Когда мистер Омер отпустил такую колкую любезность, я решил, что ему пришел конец. Он так закашлялся и все его попытки отдышаться казались столь безнадежными, что я уже приготовился увидеть, как его голова опустится за прилавок, а ноги в коротких черных штанах, с порыжевшими бантиками у колен, дрыгаясь, поднимутся вверх в последних конвульсиях. Однако в конце концов он пришел в себя, но еле переводил дух и так ослабел, что опустился на табуретку перед конторкой.
– Видите ли, – снова начал он, вытирая голову и судорожно глотая воздух, – она не очень-то любит с кем-нибудь водиться, нет у нее ни знакомых, ни приятельниц, а о возлюбленных и речи не может быть. Ну, и пошла худая молва, будто Эмли только и мечтает стать леди. Я же думаю так: об этом стали толковать главным образом потому, что в школе случалось ей говорить, что, мол, будь она леди, она сделала бы для своего дяди то-то и то-то – понимаете? – и купила бы ему и такие и сякие вещи.
– Поверьте, мистер Омер, то же самое она говорила и мне, когда мы были еще детьми! – подхватил я. Мистер Омер кивнул головой и потер подбородок.
– То-то и оно… Да к тому же у нее почти ничего нет, а одеваться она умеет лучше, чем те, у кого уйма денег, а это кому может нравиться? А вдобавок она, как говорят, немного капризна, скажу даже больше – я тоже думаю, что она капризна, сама не знает, чего хочет… немного, знаете ли, избалована… не может сразу взять себя в руки… Вот и все, что о ней говорят… Правда, Минни?
– Правда, отец… Кажется, это все.
– Она поступила на место – компаньонкой к какой-то леди, – продолжал мистер Омер, – а у той характер был тяжелый, они не поладили, и она ушла. В конце концов она попала к нам в ученицы на три года. Вот уже скоро два года, как она у нас, и другой такой девушки не сыскать. Она одна стоит шестерых. Минни, стоит она шестерых?

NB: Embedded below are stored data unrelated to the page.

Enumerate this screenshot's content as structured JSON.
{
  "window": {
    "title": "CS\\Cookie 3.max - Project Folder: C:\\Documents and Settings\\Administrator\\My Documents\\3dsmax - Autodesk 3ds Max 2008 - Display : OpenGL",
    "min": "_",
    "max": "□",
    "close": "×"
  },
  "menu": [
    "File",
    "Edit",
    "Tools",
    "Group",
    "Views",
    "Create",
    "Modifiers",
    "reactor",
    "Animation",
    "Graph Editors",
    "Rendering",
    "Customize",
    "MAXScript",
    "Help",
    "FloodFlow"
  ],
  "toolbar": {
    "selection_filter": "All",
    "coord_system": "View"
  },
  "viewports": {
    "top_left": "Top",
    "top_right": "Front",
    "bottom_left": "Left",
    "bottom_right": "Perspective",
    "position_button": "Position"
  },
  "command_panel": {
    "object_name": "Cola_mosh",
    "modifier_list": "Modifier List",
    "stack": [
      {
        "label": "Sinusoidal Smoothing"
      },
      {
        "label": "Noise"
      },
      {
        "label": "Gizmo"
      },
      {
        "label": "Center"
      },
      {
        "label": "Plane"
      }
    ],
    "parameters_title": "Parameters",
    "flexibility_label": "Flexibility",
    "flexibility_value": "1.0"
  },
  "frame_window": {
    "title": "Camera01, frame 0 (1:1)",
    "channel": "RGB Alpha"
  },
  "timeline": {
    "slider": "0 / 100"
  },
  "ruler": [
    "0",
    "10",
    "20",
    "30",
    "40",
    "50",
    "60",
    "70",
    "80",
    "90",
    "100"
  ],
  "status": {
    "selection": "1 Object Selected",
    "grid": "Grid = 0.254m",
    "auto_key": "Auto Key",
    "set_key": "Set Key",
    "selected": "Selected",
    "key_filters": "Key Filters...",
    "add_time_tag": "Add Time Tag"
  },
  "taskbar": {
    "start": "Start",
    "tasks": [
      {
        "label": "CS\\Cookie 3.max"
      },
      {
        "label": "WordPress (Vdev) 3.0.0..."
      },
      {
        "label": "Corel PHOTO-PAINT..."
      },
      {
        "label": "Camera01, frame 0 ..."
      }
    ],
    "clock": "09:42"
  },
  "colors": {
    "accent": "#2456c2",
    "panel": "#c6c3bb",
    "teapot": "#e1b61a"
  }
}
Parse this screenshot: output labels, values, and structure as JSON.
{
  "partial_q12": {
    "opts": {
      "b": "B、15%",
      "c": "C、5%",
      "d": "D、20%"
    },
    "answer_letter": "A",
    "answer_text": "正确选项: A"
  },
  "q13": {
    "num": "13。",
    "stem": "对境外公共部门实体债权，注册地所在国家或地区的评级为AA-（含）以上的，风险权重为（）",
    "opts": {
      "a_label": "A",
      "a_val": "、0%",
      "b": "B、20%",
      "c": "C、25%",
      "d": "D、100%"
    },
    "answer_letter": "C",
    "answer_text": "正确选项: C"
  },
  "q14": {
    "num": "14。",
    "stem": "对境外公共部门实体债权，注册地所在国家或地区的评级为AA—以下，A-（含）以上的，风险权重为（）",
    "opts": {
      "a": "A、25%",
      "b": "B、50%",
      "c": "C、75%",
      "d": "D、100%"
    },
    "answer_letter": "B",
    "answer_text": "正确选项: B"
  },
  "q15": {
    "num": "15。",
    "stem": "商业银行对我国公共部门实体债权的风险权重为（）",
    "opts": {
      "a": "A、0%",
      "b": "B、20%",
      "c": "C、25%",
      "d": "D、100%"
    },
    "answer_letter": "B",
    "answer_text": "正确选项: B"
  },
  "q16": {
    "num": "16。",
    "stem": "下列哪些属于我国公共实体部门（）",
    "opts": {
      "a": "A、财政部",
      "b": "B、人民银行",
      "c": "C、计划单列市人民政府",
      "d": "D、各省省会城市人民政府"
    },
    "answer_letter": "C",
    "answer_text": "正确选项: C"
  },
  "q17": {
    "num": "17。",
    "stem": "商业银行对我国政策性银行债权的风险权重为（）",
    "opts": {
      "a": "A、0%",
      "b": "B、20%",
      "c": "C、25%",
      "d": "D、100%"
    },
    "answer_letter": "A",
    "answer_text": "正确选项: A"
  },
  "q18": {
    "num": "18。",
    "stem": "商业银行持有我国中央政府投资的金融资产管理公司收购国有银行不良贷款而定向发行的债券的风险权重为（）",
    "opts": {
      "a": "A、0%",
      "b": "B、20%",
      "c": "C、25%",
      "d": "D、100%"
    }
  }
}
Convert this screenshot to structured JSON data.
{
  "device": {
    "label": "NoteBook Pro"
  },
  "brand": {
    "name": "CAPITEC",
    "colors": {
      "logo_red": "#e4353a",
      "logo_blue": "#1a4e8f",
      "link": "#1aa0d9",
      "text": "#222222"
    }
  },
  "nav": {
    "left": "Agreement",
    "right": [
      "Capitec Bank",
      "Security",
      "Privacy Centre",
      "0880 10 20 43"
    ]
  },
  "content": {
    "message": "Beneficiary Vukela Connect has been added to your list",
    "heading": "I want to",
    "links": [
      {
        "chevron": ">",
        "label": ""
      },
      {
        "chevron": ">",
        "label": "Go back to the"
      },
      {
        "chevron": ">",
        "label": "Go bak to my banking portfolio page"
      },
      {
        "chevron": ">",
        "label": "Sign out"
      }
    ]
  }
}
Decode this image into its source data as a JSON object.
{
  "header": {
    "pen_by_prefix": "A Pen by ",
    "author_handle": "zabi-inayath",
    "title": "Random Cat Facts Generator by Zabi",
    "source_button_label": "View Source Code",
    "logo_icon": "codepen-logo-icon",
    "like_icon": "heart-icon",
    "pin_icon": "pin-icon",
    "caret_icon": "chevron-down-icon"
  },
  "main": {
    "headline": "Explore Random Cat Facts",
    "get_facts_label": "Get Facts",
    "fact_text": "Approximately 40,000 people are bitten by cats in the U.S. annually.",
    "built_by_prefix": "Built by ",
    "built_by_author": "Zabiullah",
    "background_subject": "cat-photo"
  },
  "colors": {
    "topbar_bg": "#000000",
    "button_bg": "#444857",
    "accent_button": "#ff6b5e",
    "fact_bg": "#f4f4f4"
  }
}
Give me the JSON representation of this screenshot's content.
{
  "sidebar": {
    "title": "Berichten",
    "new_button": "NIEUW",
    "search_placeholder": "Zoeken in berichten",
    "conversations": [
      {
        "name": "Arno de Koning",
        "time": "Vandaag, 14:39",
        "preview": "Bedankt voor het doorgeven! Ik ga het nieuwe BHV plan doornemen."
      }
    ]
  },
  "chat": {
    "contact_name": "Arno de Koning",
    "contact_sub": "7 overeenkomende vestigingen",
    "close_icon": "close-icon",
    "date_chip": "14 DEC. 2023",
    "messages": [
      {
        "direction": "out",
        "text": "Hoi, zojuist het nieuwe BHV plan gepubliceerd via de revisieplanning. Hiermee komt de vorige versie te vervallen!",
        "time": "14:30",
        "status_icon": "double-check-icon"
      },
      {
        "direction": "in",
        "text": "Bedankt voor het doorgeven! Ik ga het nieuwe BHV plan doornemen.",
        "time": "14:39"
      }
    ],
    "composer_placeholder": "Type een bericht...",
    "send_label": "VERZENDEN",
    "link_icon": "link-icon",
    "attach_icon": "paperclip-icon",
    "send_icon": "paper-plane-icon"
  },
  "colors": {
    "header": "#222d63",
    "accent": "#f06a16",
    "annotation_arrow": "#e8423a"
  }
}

– Стоит, отец. Никто не может сказать, что я на нес наговариваю.
– Правильно. Итак, юный джентльмен, – закончил мистер Омер, снова потерев подбородок, – на этом я закончу, а не то вам покажется, что, мол, человек с одышкой, а болтает без передышки.
Говоря об Эмли, они понижали голос, и я не сомневался, что она находится где-то поблизости. На мой вопрос, так ли это, мистер Омер утвердительно кивнул и посмотрел на дверь соседней комнаты. Я поспешно спросил, можно ли туда заглянуть; получив разрешение, я подошел к стеклянной двери и увидел ее – она сидела за работой. Я увидел ее – и она была прелестна, малютка с ясными голубыми глазами; когда-то эти глаза заглянули в мое детское сердце, а теперь, улыбаясь, она смотрела на игравшего рядом с ней второго малыша Минни. Да, в ее открытом лице было своеволие, которое заставляло верить тому, что я услышал о ней, таилось в нем и капризное упрямство былых времен, но ничто в этом прекрасном лице не предвещало ей, – я уверен, – иного будущего, кроме счастливой, добропорядочной жизни.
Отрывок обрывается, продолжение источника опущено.